歌声与微笑:我只能说,我的工作重心变得更积极,更偏向于传播正能量,而不是被动面对那些杂音。事实上,通过我们的努力,那些杂音本来也少多了。

妙吉祥:嗯,这么说起来果然是。我还记得前段时间有个女运动员在网上发了个和某位大人物有关的帖子,结果二十分钟后这帖子就连同这个女人的名字一起在网上消失了。

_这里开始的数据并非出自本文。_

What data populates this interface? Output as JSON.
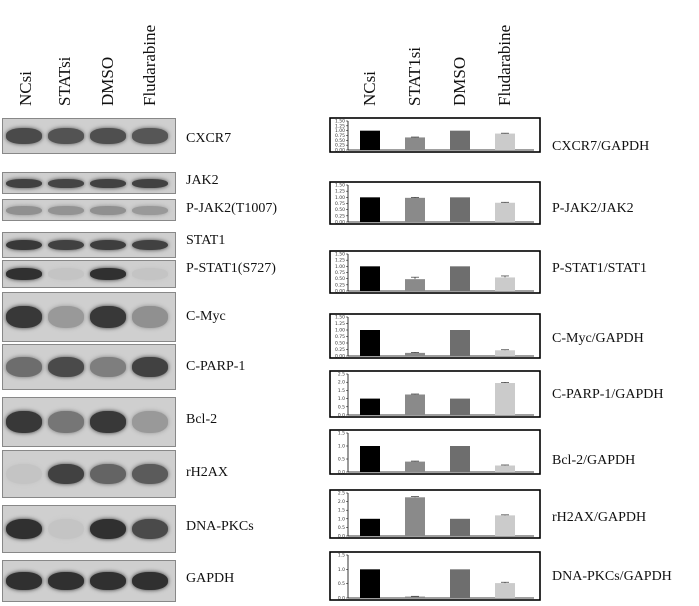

歌声与微笑:如果我是你,就不会讨论这些和自己无关的无聊问题,特别是在咨询者付费的这段时间,似乎一个心理师更不该有这么大的好奇心。有这个精力,不如关心一下我的问题。听你的意思,“她”的出现和我的工作重心转变有关?这是不是可以理解为,“她”是我内心存在的一些你们这些学心理的所谓的“焦虑情绪”?

妙吉祥:抱歉抱歉,作为无知群众吃瓜吃上瘾了,这并不是心理师该做的。单看刚刚那句话,你可能显得比我更专业。

歌声与微笑:这么说我说对了?那你告诉我,后来那个事事比我积极的“她”又是怎么回事?说实话,从上次和你交流完之后,我真的觉得心理学是个好东西,所以我自己读了很多这种书籍。按你说的,如果我看清了我心理某个问题的根源,这个问题不是就应该不复存在了?

妙吉祥:的确,其实人的心结往往就像是一层窗户纸,一旦捅破了,往往他或她自己就能把剩下的事情弄明白。但是看清心结并捅破它有时还是需要一点点的技术的,所以我还是希望能为你提供帮助。

歌声与微笑:你的意思是我找到的并不是真正的心结?

妙吉祥:或许,也或许你找到的是你的心结但不是全部。好了,介意回答我几个问题吗?比如从你重新见到她的那次之后,你的工作,或者你的生活有过什么变化吗?

歌声与微笑:本质上说没什么变化,每天都差不多,学习,工作,维护平台,当然有时候也出差。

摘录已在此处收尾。